The overall plant community composition did not change too drastically over the two years after herbicide application (Figure 13). The ellipses of the PCoA have a fair bit of overlap, and the year 2 community composition appears to be shifting back towards a similar composition to that of the untreated reference plots (Figure 13). 

Some notable changes between the plant communities include the initial decrease of rose (Rosa acicularis), raspberry (Rubus idaeus), fireweed (Chamerion angustifolium), aspen (Populus tremuloides), highbush cranberry (Viburnum edule), alder (Alnus spp.), Canadian gooseberry (Ribes oxyacanthoides), and bracted honeysuckle (Lonicera involucrata). These species are all generally larger in form and have greater leaf area than low-lying and trailing plants. With the addition of GBH in year one, many of these species will have experienced a reduction in growth, reducing competition and allowing the understory species such as dwarf blueberry (Vaccinium caespitosum), velvet blueberry (Vaccinium myrtilloides), lingonberry (Vaccinium vitis-idaea), and kinnikinnick (Arctostaphylos uva-ursi) to cover a greater area; this can be seen in the shifts of the plant community down and to the left of the untreated reference plots (Figure 13).

Figure 13. PCoA of plant communities in three subregions of Alberta. Colored ellipses represent the overall shift in the plant community, comparing untreated plots (green), 1 year after treatment (yellow), and 2 years after treatment (red dashed). Vectors overlaid indicate species of interest (black), as well as environmental factors (grey) and Shannon's and Simpson's indices (orange). "CM" = central mixedwood. "LF" = lower foothills. "UF" = upper foothills. Only subregions with corresponding untreated reference plots are included in the ordination. 

As stated above, many of the plots are dominated by a few species. Relative frequency of fireweed, rose, raspberry, willow (Salix spp.), and blueberry species is much higher than that of the other species of interest (Figure 14). Frequency is measured here by the presence or absense of species throughout each of the natural subregions. Many species were only recorded a few times throughout all of the cut blocks, including alder, kinnikinnick, paper birch (Betula papyrifera), bracted honeysuckle, skunk currant (Ribes glandulosum), and mountain ash (Sorbus scopulina).  

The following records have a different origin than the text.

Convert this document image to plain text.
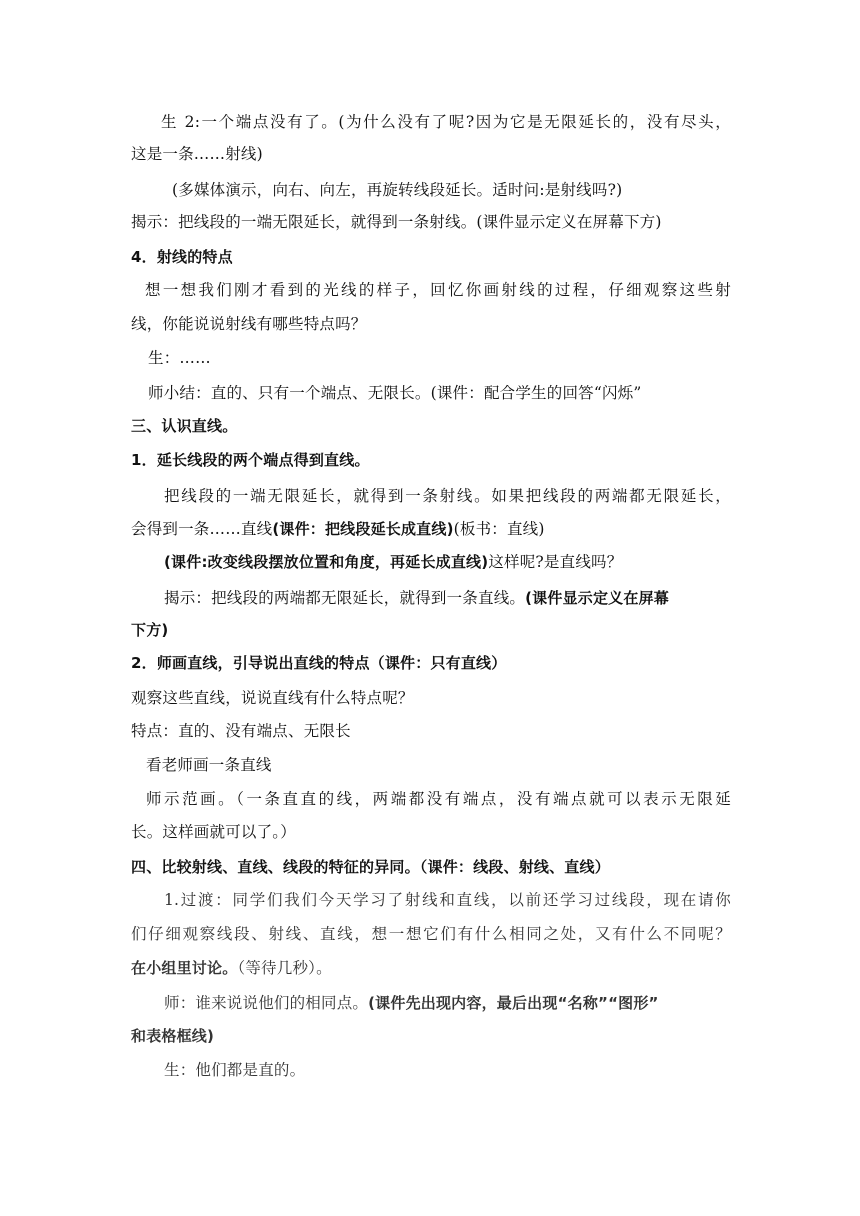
生 2:一个端点没有了。(为什么没有了呢?因为它是无限延长的，没有尽头，
这是一条……射线)
(多媒体演示，向右、向左，再旋转线段延长。适时问:是射线吗?)
揭示：把线段的一端无限延长，就得到一条射线。(课件显示定义在屏幕下方)
4．射线的特点
想一想我们刚才看到的光线的样子，回忆你画射线的过程，仔细观察这些射
线，你能说说射线有哪些特点吗？
生：……
师小结：直的、只有一个端点、无限长。(课件：配合学生的回答“闪烁”
三、认识直线。
1．延长线段的两个端点得到直线。
把线段的一端无限延长，就得到一条射线。如果把线段的两端都无限延长，
会得到一条……直线(课件：把线段延长成直线)(板书：直线)
(课件:改变线段摆放位置和角度，再延长成直线)这样呢?是直线吗？
揭示：把线段的两端都无限延长，就得到一条直线。(课件显示定义在屏幕
下方)
2．师画直线，引导说出直线的特点（课件：只有直线）
观察这些直线，说说直线有什么特点呢？
特点：直的、没有端点、无限长
看老师画一条直线
师示范画。（一条直直的线，两端都没有端点，没有端点就可以表示无限延
长。这样画就可以了。）
四、比较射线、直线、线段的特征的异同。（课件：线段、射线、直线）
1.过渡：同学们我们今天学习了射线和直线，以前还学习过线段，现在请你
们仔细观察线段、射线、直线，想一想它们有什么相同之处，又有什么不同呢？
在小组里讨论。（等待几秒）。
师：谁来说说他们的相同点。(课件先出现内容，最后出现“名称”“图形”
和表格框线)
生：他们都是直的。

Compared to the untreated cut blocks, several species of interest appear more frequently in the years following glyphosate application. In the central mixedwoods region, kinnikinnick, fireweed, rose, and lingonberry appear more frequently (Figure 14). The lower foothills also had more kinnikinnick, as well as increases in frequency of marsh labrador tea (Ledum palustre), velvet blueberry, and lingonberry. The upper foothills saw increases in kinnikinnick, marsh labrador tea, velvet blueberry, lingonberry, and highbush cranberry. As previously mentioned, species such as kinnikinick, lingonberry, and blueberries will appear more frequently as competition from overstory species is reduced. 

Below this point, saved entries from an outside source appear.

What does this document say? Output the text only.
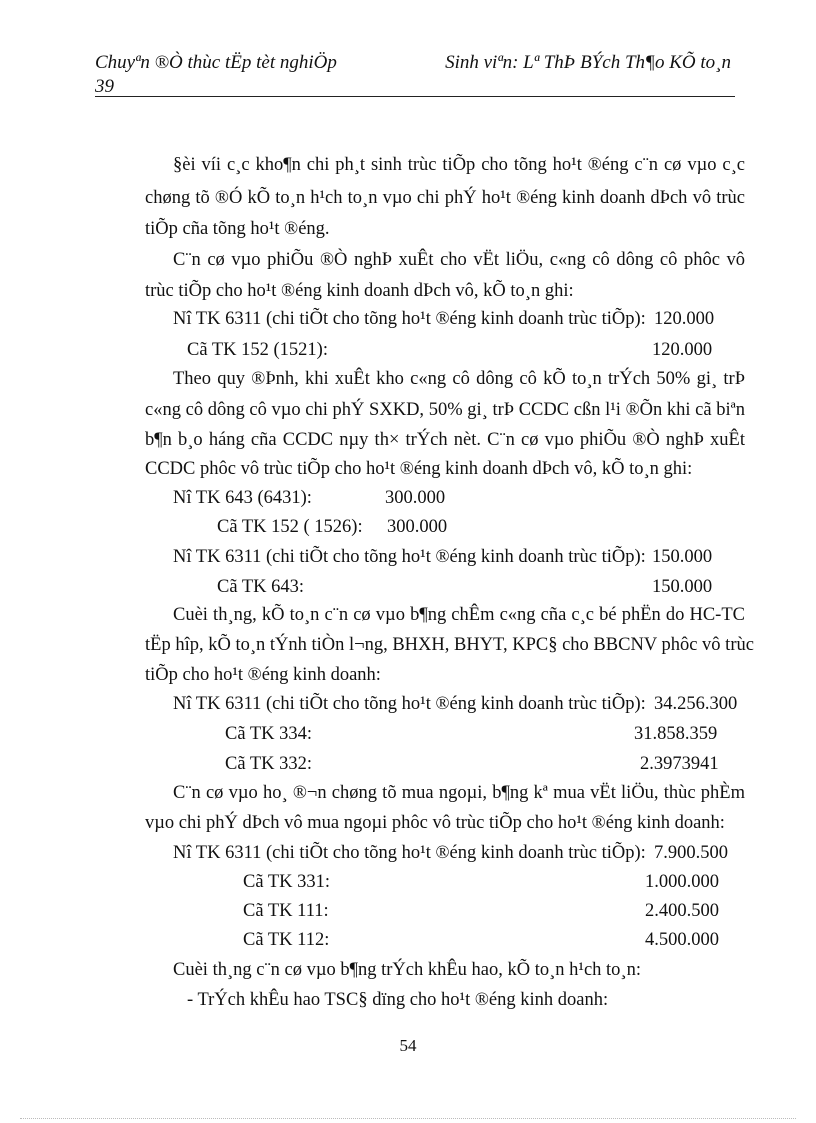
Chuyªn ®Ò thùc tËp tèt nghiÖp	Sinh viªn: Lª ThÞ BÝch Th¶o KÕ to¸n
39
§èi víi c¸c kho¶n chi ph¸t sinh trùc tiÕp cho tõng ho¹t ®éng c¨n cø vµo c¸c
chøng tõ ®Ó kÕ to¸n h¹ch to¸n vµo chi phÝ ho¹t ®éng kinh doanh dÞch vô trùc
tiÕp cña tõng ho¹t ®éng.
C¨n cø vµo phiÕu ®Ò nghÞ xuÊt cho vËt liÖu, c«ng cô dông cô phôc vô
trùc tiÕp cho ho¹t ®éng kinh doanh dÞch vô, kÕ to¸n ghi:
Nî TK 6311 (chi tiÕt cho tõng ho¹t ®éng kinh doanh trùc tiÕp): 120.000
Cã TK 152 (1521):	120.000
Theo quy ®Þnh, khi xuÊt kho c«ng cô dông cô kÕ to¸n trÝch 50% gi¸ trÞ
c«ng cô dông cô vµo chi phÝ SXKD, 50% gi¸ trÞ CCDC cßn l¹i ®Õn khi cã biªn
b¶n b¸o háng cña CCDC nµy th× trÝch nèt. C¨n cø vµo phiÕu ®Ò nghÞ xuÊt
CCDC phôc vô trùc tiÕp cho ho¹t ®éng kinh doanh dÞch vô, kÕ to¸n ghi:
Nî TK 643 (6431):	300.000
Cã TK 152 ( 1526): 300.000
Nî TK 6311 (chi tiÕt cho tõng ho¹t ®éng kinh doanh trùc tiÕp): 150.000
Cã TK 643:	150.000
Cuèi th¸ng, kÕ to¸n c¨n cø vµo b¶ng chÊm c«ng cña c¸c bé phËn do HC-TC
tËp hîp, kÕ to¸n tÝnh tiÒn l¬ng, BHXH, BHYT, KPC§ cho BBCNV phôc vô trùc
tiÕp cho ho¹t ®éng kinh doanh:
Nî TK 6311 (chi tiÕt cho tõng ho¹t ®éng kinh doanh trùc tiÕp): 34.256.300
Cã TK 334:	31.858.359
Cã TK 332:	2.3973941
C¨n cø vµo ho¸ ®¬n chøng tõ mua ngoµi, b¶ng kª mua vËt liÖu, thùc phÈm
vµo chi phÝ dÞch vô mua ngoµi phôc vô trùc tiÕp cho ho¹t ®éng kinh doanh:
Nî TK 6311 (chi tiÕt cho tõng ho¹t ®éng kinh doanh trùc tiÕp): 7.900.500
Cã TK 331:	1.000.000
Cã TK 111:	2.400.500
Cã TK 112:	4.500.000
Cuèi th¸ng c¨n cø vµo b¶ng trÝch khÊu hao, kÕ to¸n h¹ch to¸n:
- TrÝch khÊu hao TSC§ dïng cho ho¹t ®éng kinh doanh:
54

After initial application of GBH, relative abundance decreased for some species (Figure 15). Relative abundance was calculated using the % cover data, indicating how much area each plant takes up in each subregion. For species such as aspen, and raspberry, the abundance decreased following herbicide treatment. Raspberry and rose often occur together in similar ecosite types, and where raspberry is reduced, abundance of rose can be seen to increase (Figure 15). 

Again, abundance of kinnikinnick, lingonberry, dwarf blueberry, and velvet blueberry can be seen increasing as competition from other species is reduced.